We have read with interest the article published by Guerrero Márquez et al1. However, in the wake of that reading, we would like to make a few comments that we believe to be important.
Perimembranous ventricular septal defect (VSD) is commonly associated with an aneurysm of the membranous septum. However, the term aneurysm of the membranous septum is usually a misnomer, since the tissue surrounding the defect is usually derived from the tricuspid valve leaflets rather than from the membranous septum,2 as it seems to be in the case reported by the authors. This mechanism tends to decrease the functional size of a perimembranous VSD, closes about 50% of them before the patient is aged 10 years, and smaller defects are more likely to be closed than larger ones.

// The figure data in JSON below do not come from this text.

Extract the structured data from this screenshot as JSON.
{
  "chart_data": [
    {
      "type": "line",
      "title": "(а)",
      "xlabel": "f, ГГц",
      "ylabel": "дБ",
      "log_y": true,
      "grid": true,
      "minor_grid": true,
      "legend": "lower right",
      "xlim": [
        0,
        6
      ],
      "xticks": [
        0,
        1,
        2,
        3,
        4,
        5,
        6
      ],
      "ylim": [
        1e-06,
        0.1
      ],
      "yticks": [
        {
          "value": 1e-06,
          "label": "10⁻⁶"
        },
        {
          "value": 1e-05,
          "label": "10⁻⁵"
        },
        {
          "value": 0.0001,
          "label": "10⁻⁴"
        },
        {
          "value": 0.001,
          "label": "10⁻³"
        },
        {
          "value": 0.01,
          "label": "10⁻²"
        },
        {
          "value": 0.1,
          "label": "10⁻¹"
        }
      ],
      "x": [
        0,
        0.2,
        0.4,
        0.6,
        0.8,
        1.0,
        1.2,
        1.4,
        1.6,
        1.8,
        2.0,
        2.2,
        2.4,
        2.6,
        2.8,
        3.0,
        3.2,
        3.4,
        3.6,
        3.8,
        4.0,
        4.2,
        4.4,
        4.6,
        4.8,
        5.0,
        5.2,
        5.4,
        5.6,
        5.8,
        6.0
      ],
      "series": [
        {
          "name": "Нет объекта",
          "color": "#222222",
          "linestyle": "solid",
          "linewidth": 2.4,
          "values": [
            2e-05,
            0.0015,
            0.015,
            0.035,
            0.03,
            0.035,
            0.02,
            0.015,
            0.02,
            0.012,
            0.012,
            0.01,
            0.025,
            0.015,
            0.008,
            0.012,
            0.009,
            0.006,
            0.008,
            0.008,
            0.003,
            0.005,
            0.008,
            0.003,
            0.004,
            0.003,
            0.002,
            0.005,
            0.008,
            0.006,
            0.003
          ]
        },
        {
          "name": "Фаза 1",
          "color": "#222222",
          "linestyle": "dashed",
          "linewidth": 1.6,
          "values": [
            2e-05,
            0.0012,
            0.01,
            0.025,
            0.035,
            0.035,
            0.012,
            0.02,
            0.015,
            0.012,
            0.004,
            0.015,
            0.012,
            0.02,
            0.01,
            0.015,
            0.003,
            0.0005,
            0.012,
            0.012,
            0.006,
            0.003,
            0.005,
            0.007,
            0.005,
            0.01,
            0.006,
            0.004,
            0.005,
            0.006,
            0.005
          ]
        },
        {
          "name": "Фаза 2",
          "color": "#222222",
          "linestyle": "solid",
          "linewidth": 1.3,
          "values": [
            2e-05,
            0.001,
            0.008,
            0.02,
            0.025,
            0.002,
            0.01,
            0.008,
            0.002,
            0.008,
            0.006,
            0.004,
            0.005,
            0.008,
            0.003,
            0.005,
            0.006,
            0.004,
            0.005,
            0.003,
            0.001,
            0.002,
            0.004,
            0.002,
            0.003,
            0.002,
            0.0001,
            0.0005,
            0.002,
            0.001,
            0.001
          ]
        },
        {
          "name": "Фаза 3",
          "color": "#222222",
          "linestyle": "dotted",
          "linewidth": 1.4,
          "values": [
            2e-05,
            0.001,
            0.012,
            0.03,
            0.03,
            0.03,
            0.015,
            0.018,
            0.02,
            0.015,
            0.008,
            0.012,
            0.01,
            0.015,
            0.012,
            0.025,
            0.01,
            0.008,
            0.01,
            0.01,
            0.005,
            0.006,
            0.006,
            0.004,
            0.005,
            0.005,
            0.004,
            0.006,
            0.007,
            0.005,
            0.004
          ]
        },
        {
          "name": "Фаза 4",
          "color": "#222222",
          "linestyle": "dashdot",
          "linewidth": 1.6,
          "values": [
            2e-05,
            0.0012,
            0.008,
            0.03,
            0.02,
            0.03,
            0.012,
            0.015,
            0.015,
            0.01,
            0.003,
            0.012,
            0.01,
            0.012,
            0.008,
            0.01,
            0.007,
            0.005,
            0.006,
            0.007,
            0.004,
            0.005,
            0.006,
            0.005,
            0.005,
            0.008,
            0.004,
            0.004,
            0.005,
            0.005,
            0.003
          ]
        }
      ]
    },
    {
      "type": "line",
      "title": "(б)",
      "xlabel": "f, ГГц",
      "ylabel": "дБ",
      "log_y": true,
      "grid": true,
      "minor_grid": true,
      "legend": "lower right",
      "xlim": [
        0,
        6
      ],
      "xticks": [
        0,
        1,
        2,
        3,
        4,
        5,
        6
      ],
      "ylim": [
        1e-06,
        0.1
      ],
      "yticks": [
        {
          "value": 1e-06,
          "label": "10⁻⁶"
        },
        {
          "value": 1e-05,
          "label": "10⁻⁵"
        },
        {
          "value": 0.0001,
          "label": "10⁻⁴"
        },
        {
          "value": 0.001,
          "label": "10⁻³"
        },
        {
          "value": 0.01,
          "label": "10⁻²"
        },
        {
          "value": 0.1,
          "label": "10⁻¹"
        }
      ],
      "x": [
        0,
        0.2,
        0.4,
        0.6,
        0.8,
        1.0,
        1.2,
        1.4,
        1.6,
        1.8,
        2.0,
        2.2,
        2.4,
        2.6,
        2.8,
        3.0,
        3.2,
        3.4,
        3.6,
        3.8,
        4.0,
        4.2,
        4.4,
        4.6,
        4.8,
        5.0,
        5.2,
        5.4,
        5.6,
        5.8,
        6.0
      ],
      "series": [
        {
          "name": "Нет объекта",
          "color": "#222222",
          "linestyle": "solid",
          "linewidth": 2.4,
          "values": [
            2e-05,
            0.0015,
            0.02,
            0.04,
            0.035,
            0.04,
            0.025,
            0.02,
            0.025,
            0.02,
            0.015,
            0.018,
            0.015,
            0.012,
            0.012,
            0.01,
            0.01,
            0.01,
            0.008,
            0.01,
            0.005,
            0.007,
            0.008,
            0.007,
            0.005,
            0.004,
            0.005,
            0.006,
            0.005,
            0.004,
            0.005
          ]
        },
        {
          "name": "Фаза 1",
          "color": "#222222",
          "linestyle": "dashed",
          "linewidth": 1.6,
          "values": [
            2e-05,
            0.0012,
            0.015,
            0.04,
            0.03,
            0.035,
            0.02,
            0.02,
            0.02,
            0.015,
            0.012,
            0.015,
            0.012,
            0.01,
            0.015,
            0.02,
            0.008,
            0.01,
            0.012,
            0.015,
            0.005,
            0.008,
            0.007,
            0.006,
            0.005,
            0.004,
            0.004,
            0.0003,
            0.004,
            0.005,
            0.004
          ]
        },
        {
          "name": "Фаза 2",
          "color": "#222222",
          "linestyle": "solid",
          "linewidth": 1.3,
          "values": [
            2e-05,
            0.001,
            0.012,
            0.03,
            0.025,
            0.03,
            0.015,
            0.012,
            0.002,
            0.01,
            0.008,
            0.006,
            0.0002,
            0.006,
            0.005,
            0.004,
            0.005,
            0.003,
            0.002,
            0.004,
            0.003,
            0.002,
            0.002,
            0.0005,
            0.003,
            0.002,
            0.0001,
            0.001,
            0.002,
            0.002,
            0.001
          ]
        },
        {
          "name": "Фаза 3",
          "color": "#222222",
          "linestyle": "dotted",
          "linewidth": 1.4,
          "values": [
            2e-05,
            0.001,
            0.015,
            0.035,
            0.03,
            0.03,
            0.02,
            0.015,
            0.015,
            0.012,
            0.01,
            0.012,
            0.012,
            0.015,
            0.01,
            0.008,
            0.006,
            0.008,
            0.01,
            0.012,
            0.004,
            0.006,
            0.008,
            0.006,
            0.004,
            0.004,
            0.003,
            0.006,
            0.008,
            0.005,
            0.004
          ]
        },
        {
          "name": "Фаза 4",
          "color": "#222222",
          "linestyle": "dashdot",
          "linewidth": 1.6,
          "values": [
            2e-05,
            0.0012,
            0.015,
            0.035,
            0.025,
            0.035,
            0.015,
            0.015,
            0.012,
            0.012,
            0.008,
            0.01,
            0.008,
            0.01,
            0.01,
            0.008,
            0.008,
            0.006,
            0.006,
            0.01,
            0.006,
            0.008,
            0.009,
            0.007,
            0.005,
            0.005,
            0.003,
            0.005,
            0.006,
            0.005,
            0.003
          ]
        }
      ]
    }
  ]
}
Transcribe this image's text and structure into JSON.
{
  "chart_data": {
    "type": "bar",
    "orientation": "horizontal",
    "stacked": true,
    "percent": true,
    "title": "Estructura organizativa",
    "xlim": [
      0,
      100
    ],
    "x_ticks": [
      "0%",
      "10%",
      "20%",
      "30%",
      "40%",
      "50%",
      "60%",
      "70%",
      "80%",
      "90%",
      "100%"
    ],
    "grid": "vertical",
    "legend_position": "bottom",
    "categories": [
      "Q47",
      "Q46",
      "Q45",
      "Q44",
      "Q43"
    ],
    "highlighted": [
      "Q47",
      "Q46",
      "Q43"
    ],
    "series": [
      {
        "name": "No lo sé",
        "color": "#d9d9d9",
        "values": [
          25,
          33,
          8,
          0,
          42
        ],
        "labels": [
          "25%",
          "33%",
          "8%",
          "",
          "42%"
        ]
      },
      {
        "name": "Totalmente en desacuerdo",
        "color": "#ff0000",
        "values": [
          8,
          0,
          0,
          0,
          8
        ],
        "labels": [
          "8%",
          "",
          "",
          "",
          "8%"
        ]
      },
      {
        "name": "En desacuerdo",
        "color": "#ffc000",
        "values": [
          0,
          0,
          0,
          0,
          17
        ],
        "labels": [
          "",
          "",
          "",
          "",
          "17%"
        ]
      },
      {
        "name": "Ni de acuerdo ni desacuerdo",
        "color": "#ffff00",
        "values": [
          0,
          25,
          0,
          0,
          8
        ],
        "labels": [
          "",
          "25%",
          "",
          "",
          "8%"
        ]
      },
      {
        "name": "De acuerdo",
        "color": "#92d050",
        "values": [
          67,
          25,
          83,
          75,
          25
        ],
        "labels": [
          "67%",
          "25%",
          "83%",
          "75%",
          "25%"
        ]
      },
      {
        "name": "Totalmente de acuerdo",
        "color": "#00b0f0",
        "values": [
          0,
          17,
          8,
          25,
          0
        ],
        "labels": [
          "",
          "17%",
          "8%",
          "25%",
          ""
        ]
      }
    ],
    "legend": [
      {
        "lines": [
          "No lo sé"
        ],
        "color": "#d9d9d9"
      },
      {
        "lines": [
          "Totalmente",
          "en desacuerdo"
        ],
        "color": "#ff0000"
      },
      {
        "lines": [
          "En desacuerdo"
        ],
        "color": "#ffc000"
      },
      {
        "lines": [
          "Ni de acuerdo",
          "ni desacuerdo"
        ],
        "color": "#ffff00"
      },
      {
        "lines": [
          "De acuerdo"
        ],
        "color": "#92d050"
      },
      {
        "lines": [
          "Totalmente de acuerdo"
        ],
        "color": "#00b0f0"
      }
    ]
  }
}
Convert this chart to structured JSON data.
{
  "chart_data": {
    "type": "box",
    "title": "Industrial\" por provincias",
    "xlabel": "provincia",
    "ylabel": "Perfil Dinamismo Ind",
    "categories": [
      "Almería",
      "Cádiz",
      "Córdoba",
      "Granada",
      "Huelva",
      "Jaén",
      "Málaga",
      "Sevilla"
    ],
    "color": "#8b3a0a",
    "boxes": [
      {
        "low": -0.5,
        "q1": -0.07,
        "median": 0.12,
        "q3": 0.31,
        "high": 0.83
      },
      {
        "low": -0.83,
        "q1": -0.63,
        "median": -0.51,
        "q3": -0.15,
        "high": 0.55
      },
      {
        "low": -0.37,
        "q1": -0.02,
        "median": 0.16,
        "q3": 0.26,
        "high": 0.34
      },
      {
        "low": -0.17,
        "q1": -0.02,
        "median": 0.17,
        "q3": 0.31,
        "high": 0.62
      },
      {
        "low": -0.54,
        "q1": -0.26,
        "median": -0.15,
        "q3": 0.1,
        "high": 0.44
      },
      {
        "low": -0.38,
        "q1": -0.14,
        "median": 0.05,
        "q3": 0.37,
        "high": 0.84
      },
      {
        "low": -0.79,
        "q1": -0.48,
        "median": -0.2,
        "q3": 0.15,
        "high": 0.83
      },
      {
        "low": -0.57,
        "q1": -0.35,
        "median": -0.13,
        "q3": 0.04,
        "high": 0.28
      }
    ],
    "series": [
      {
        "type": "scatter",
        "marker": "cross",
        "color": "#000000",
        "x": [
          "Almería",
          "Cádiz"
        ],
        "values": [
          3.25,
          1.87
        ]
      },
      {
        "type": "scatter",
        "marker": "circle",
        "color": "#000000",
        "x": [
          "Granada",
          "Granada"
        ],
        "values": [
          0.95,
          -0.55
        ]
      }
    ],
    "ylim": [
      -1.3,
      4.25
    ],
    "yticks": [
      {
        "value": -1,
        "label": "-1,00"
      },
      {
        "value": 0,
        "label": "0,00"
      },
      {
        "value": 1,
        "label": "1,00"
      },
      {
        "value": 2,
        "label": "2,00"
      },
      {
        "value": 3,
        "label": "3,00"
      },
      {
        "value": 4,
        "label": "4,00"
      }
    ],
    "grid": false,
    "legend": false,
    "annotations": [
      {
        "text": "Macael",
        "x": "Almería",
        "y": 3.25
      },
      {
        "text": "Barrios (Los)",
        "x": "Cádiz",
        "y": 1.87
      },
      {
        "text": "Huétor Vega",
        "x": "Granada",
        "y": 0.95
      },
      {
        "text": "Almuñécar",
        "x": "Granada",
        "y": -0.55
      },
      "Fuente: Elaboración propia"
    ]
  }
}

For this reason, it would have been interesting to rule out the existence of early systolic ejection sounds or an unusual decreasing systolic murmur in childhood as a way to screen for underlying congenital heart disease.
In contrast, a membranous septum tissue is defined as a well-developed and thickened fibrous tissue. The absence of myocardium of this structure may lead to aneurysm-like behavior and bulging into the right ventricle. Unlike the perimembranous VSDs associated with a restrictive tricuspid tissue, the membranous septum has no attachments to the tricuspid valve or the tricuspid valve mechanism and may be or not be associated with perforations and therefore interventricular shunts. Such aneurysms may promote tricuspid insufficiency, aortic valve prolapse, right ventricle outflow tract obstruction, embolic events, and bacterial endocarditis.3 In contrast, complications are rare when an excess of tricuspid fibrous tissue acts as a closure mechanism of a perimembranous VSD.2
The bundle of His begins at the atrioventricular node, located at the inferior interatrial septum, and passes into the subendocardium through the right fibrous trigone to the interventricular septum, after which it divides into right and left limbs that pass along either side of the septum, branching to the walls of the ventricles. The course of the bundle of His in patients with perimembranous VSDs passes down the posterior edge of the defect and bifurcates on its inferior border.4 Meanwhile, in patients with true aneurysms of the membranous septum, the bundle of His does not differ from that of normal individuals.5 The mechanism of the conduction disorders, seen in patients with perimembranous VSDs, may be related to the fibrotic response that occurs when the VSD closes with the tricuspid tissue. In contrast, a true aneurysmal sac may favor mechanical strain, traction and compression on the conduction pathways at the level of the neck of the aneurysm, leading to fibrosis and progressive destruction of the conduction system.6 Both conditions may promote conduction disturbances or the occurrence of bundle branch blocks.
Regarding clinical presentation, congenital complete heart blocks may be intermittent when first detected, but usually become persistent in later childhood or adulthood, escaping notice because of a high ventricular rate and the absence of symptoms.7 Despite the very low frequency of complete atrioventricular block seen in patients with “aneurysms of the membranous septum”, as stated by the authors, we must keep this entity in mind, especially in young patients with unexplained syncope.